Regarding the deployment, initially I planned to use a loadbalancer
(apache), a CDB on another dedicated machine, and start pairs of ES+Tomcat
JVMs as workers. Now, I am thinking about using ES+BDB/JE+my application in
a tomcat in the context of a single webapp, and use this unit as a
loadbalancer worker (with session replication). Easier deployment, easier
upgrades. Might even use tomcat7 parallel deployment (
http://java-monitor.com/forum/showthread.php?t=1288).
What do you think?
regards,
Andrius
On Saturday, May 25, 2013 1:56:31 AM UTC+3, Jörg Prante wrote:
I have experience with BDB JE from the very beginning, since 1.x version.
All you say is true and I can understand your enthusiasm about Java having
a reliable key/value database. From DBA point of view, ACID transactions
allow to implement apps with valuable features required for reliable data
processing.
It's not a BDB JE list to discuss all issues in full length, so I try to
briefly sum it up.
BDB JE is not BDB. These are totally different implementations. BDB comes
with Java bindings afaik. It's not compatible to BDB JE. JE is the "younger
sister" of the full-fledged, famous BDB.
The JE advantage is having keys sorted, and iteration over keys and key
prefix lookup performs well as long as you do only read. It's quite easy to
push POJOS into JE. If your values are opaque, you can mess with them as
you like (for output and so on). You must add serialization of values for
yourself, JE comes with some predefined serialization strategies and some
handy API features like cursors that work like queues. And secondary keys
also allow a kind of a join operation between two databases.
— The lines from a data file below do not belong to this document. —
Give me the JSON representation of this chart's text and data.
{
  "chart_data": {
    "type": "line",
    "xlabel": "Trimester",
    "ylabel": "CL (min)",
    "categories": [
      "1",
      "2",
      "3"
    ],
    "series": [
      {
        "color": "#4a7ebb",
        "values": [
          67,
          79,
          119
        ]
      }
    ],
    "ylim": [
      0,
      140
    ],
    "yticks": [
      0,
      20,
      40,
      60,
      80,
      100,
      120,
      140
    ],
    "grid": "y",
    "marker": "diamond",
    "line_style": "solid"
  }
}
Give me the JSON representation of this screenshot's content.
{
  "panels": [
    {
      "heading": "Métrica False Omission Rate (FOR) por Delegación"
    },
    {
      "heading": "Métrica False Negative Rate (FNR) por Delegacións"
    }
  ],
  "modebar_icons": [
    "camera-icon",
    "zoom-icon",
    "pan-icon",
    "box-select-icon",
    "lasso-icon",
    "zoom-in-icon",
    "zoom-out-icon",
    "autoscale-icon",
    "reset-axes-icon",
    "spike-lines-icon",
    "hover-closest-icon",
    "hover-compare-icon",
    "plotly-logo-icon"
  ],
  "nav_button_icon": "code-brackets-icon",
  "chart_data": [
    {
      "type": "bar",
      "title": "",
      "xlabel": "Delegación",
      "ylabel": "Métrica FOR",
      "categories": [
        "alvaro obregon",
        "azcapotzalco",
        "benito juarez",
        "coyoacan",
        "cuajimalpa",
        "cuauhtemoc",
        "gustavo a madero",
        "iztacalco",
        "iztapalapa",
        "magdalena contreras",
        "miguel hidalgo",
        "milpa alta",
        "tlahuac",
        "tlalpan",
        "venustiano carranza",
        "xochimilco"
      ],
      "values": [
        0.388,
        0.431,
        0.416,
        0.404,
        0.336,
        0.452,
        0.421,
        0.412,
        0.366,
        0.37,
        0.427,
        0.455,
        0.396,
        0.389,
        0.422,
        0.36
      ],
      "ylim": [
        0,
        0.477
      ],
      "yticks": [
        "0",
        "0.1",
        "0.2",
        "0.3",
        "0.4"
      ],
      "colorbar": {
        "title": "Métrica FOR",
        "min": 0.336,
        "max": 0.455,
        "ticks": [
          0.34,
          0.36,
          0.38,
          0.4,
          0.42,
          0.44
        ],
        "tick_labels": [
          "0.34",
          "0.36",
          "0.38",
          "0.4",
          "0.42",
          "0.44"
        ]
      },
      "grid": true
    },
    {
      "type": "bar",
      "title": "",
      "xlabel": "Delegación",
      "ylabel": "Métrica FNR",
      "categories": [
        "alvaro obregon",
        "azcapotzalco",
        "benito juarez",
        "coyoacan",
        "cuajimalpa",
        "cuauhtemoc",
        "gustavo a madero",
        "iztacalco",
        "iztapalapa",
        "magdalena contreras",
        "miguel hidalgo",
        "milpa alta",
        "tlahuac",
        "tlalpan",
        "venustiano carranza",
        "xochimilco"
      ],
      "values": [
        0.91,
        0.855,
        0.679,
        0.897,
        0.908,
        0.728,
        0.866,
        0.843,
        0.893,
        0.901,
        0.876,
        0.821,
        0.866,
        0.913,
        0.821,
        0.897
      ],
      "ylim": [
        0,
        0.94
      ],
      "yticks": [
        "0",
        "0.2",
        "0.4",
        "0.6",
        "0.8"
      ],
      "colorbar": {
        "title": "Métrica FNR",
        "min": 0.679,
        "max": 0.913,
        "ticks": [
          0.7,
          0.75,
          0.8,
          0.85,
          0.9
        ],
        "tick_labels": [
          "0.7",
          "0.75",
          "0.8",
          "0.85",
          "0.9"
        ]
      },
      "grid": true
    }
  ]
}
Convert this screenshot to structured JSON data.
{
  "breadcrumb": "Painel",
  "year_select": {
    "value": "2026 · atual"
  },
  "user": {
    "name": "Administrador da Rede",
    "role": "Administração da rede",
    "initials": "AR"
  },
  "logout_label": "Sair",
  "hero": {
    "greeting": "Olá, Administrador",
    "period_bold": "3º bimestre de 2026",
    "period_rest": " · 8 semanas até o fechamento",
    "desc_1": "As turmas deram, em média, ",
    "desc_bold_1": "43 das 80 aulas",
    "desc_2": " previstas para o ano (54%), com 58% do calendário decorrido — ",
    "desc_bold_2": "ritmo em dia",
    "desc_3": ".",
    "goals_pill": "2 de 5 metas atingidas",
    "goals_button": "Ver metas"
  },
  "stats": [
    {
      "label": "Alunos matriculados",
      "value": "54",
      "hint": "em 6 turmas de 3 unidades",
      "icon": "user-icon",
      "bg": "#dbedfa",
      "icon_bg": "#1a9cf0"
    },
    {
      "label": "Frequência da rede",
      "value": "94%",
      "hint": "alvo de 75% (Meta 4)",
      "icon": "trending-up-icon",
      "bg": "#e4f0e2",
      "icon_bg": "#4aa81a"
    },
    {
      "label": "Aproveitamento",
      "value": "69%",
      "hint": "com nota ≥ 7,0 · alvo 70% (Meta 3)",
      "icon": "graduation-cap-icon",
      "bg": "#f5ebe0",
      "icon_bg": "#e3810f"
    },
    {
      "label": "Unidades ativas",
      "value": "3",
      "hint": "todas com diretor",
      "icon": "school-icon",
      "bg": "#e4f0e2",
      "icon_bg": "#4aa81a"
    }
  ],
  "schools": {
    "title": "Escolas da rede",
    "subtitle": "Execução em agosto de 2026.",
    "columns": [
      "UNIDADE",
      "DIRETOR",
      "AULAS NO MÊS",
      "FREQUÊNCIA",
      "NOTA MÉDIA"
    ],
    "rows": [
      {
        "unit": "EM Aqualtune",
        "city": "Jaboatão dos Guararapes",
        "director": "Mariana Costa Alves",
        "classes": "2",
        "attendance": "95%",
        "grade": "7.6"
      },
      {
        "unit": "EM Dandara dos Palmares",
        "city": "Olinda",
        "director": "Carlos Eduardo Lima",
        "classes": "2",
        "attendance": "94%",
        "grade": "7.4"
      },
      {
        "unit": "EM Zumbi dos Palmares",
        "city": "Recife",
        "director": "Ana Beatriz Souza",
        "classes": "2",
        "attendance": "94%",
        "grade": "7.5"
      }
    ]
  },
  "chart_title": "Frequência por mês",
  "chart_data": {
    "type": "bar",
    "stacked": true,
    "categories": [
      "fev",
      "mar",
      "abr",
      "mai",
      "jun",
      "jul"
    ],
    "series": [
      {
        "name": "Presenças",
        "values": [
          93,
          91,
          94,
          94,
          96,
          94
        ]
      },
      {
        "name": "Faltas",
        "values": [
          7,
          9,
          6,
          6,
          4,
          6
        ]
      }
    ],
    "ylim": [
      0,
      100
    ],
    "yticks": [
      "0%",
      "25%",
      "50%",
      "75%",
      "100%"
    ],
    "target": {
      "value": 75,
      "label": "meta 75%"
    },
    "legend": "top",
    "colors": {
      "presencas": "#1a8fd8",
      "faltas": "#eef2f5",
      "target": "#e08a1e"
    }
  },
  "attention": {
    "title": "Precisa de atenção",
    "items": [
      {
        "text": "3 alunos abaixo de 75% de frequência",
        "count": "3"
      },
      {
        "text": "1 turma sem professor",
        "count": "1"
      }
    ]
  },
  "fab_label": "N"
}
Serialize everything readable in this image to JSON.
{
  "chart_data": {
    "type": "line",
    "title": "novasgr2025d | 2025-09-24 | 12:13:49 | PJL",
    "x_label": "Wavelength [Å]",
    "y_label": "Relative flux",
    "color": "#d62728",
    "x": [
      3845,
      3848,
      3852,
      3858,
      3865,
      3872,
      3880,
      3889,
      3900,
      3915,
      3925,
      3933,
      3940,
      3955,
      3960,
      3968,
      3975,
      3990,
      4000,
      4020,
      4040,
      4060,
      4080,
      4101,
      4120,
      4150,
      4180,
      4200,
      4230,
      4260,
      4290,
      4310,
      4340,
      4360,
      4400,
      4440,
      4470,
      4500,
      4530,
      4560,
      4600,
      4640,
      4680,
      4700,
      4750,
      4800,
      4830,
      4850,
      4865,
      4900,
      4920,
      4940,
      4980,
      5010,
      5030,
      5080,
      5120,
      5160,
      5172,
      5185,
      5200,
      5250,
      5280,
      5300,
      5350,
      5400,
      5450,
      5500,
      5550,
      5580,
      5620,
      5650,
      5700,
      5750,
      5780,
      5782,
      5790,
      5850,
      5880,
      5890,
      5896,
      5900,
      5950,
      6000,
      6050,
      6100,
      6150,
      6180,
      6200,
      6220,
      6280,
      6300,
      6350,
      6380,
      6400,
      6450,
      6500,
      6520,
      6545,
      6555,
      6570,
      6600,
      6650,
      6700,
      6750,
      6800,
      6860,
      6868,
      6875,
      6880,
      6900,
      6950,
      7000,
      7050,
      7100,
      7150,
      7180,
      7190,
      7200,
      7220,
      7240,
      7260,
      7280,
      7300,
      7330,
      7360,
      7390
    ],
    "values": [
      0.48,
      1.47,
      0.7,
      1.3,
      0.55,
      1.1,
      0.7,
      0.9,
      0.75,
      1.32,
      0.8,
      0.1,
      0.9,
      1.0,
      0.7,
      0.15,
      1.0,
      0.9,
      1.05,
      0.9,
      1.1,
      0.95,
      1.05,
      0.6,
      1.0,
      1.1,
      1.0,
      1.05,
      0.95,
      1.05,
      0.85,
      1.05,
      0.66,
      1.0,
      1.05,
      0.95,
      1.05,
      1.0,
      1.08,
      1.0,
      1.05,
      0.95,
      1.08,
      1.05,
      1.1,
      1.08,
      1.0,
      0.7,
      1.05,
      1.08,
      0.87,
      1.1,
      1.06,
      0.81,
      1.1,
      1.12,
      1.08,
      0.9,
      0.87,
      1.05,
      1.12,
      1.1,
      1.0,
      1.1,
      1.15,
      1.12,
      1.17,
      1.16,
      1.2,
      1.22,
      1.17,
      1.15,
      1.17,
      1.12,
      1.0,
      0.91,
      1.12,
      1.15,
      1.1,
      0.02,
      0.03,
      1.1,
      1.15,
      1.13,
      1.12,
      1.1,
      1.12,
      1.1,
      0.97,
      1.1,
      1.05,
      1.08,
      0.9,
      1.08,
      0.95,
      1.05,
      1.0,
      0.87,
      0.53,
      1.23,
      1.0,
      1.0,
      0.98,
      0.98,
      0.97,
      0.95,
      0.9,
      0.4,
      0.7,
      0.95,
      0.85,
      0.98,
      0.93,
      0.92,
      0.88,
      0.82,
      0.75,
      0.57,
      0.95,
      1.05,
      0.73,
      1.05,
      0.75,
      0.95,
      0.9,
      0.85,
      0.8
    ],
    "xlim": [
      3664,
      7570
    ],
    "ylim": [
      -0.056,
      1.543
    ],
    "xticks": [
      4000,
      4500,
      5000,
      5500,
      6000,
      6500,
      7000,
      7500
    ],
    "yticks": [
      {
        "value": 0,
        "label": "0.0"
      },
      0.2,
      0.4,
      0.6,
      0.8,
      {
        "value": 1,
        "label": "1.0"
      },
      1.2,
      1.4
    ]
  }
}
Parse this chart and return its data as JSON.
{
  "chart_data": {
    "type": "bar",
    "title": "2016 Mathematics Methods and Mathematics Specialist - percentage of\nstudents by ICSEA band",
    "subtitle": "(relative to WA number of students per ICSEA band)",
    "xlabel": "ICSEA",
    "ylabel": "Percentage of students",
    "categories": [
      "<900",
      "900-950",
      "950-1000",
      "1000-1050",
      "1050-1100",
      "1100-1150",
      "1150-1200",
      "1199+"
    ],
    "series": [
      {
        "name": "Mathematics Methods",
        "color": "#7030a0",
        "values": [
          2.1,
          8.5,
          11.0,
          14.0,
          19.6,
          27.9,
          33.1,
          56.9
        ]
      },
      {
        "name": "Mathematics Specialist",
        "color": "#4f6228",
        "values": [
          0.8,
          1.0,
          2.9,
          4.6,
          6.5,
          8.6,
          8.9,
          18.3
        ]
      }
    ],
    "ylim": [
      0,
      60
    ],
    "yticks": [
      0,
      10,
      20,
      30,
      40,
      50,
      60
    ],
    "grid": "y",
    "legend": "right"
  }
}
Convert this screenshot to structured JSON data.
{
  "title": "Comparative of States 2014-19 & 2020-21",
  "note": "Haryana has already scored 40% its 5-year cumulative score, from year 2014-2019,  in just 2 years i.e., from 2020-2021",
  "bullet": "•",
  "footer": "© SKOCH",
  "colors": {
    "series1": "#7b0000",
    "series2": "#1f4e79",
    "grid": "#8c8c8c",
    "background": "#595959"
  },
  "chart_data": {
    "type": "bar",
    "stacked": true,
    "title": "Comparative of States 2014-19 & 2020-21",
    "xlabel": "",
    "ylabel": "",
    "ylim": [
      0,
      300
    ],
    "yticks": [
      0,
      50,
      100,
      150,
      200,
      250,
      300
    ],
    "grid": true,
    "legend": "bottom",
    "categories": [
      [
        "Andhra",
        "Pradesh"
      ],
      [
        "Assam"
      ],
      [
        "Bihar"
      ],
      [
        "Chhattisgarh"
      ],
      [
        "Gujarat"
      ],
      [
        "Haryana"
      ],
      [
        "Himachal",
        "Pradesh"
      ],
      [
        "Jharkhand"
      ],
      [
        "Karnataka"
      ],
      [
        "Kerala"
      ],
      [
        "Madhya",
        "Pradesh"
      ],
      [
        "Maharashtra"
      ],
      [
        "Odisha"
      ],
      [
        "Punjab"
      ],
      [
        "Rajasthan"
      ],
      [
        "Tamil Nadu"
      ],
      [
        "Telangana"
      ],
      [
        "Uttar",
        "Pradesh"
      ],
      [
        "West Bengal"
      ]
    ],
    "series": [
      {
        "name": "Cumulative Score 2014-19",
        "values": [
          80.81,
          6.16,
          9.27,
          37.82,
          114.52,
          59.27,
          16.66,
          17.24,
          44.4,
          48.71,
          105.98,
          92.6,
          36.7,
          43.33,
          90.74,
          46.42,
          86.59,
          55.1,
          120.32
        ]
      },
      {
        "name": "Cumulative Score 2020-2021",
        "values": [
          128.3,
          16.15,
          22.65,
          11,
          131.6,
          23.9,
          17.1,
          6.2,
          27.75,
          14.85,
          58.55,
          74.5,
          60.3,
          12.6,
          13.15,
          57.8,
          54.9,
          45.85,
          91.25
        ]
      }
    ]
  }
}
The JE disadvantages I can remember are poor performance on mixed
workloads and you can implement it only on a single JVM. JE uses locking,
moves all data over the heap, and therefore it does not scale. It also uses
append-only structures (log-structured trees) and wastes a lot of space on
disk in order to save time. The housekeeper thread tends to be aggressive
and may influence other tasks on the JVM.
For integrating JE with ES, you should consider the nature of your data -
do you want to keep a copy of all the data around? Then just combine your
push service to BDB JE with an ES batch index call. But do you also need
regular deleting? BDB JE key deletion is easy (and slow), but it is a
challenge in ES because ES does not perform deletions in atomic steps
without degradation of performance. So it depends on your requirements if
they allow you to live with stale data in ES for some seconds or minutes.
If your data should move straight one-way from JE to ES, you might
consider a river. Because of the custom serialization in JE it is not easy
to JSONize the data without complex river configuration.
All in all, two systems are twice the work, so both JE and ES adds up in
daily admin routines and development of recovery scripts etc.
Jörg
On Friday, May 24, 2013 11:00:06 PM UTC+2, Andrius Juozapaitis wrote:
Hey,
I got fed up with couchdb's lack of transactions, since the compromises
in the design of the application logic to compensate for it became really
annoying. This lead me to investigate a few other non-sql datastores with
ACID transaction support, and well, I was pleasantly surprised. BerkeleyDB
Java Edition pretty much does it all - transactions, high availability,
redundancy, as well as a very neat API for storing POJOs (something along
these lines: https://gist.github.com/andriusj/d94e96c3082495001129). It
even has triggers!
While BDB/JE provides nice way to query according to the PKs and
secondary indexes, I would like to keep all the uber functionality that ES
provides. So I am calling for suggestions - since there are apparently no
official integrations yet, what would be the best approach to take? River
interface? Triggers? Aspects?
regards,
Andrius Juozapaitis
ps. I would also love to hear if anyone had any hands on experience with
BDB - from the few brief tests I did it seems to perform admirably, but may
have missed some hidden flaws that may be there hiding in plain sight.